Kyle Smith

Personal information
- Date of birth: August 9, 1978 (age 48)
- Place of birth: San Diego, California, United States
- Height: 6 ft 0 in (1.83 m)
- Positions: Midfielder; defender;

Youth career
- 1996: San Diego State Aztecs
- 1997–2000: Santa Clara Broncos

Senior career*
- Years: Team / Apps / (Gls)
- 2001–2004: Seattle Sounders / 80 / (15)

Managerial career
- 2011: San Diego State Aztecs (assistant)

= Kyle Smith (soccer, born 1973) =

American soccer player

Kyle Smith is a retired American soccer player who played professionally with the Seattle Sounders in the USL A-League. He is the Director of Soccer Operations at San Diego State University

In 1996, Smith began his collegiate career at San Diego State University.
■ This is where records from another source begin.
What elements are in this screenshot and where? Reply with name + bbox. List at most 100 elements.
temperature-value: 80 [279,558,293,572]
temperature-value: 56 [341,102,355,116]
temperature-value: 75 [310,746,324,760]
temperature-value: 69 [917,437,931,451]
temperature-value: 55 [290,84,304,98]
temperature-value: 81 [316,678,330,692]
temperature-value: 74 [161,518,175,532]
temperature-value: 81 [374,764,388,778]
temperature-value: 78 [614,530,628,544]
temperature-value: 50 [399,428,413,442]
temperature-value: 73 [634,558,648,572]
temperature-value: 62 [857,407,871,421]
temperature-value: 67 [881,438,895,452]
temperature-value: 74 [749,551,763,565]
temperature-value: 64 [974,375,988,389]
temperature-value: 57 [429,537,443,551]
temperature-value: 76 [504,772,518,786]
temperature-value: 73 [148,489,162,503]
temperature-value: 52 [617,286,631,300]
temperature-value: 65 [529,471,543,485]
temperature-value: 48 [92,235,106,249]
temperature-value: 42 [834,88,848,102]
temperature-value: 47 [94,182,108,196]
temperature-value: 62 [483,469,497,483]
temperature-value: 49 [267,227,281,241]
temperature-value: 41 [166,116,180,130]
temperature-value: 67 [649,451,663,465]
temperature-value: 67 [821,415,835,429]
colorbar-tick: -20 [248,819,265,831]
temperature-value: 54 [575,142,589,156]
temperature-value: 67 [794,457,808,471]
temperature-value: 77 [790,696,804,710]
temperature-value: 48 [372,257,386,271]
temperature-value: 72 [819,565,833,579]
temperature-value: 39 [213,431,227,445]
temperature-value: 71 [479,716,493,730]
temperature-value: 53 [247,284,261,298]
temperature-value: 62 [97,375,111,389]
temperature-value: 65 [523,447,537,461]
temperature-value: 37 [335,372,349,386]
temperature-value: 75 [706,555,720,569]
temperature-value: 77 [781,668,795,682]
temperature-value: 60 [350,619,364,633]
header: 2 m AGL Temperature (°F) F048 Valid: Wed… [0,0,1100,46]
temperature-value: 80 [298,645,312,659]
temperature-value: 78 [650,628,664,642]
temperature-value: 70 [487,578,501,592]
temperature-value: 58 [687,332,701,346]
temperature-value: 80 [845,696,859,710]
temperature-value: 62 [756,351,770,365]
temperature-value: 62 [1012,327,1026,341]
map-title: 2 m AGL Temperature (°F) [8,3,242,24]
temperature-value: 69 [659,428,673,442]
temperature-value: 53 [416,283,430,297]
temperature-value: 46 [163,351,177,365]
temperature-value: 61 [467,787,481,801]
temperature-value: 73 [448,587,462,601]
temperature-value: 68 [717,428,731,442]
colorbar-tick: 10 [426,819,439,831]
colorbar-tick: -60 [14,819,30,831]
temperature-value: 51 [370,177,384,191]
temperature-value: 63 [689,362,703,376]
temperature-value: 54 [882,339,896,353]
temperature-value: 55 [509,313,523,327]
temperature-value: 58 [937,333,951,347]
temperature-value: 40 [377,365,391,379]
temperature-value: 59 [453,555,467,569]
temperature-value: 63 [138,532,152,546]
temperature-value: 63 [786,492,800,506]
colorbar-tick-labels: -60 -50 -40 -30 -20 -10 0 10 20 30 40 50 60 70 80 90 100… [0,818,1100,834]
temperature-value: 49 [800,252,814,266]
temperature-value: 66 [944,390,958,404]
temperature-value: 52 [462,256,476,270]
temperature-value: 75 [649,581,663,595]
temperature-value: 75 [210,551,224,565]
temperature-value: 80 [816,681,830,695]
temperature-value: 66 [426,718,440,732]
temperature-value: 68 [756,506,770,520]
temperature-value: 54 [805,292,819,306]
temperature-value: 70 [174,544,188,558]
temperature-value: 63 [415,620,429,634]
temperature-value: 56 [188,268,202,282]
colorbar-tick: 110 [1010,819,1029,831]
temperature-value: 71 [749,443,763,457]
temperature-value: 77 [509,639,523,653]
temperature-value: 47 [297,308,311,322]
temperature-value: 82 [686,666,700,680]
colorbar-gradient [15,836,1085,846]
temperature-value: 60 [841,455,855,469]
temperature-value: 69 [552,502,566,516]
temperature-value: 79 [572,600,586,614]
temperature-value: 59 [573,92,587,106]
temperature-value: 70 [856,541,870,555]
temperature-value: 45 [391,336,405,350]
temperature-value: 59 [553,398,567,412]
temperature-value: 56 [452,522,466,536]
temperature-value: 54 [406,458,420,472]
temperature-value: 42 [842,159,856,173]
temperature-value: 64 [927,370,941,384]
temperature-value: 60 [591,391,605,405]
He started nine of the fifteen games he played that season, scoring one goal. Smith then transferred to Santa Clara University where he was a three-year starter. In 1999, Santa Clara was runner-up to the Indiana Hoosiers in the NCAA Division I Men's Soccer Championship. In 2001, Smith had an invitation-only trial with the Seattle Sounders of the USL A-League. Smith played for the Sounders until 2004, leading the team in scoring in 2003. Both during his time with the Sounders and after his retirement, Smith coached youth soccer in the Seattle area. In 2011, Smith became an assistant coach with the San Diego State Aztecs men’ soccer team. In 2012, he moved up to become the Director of Soccer Operations at San Diego State.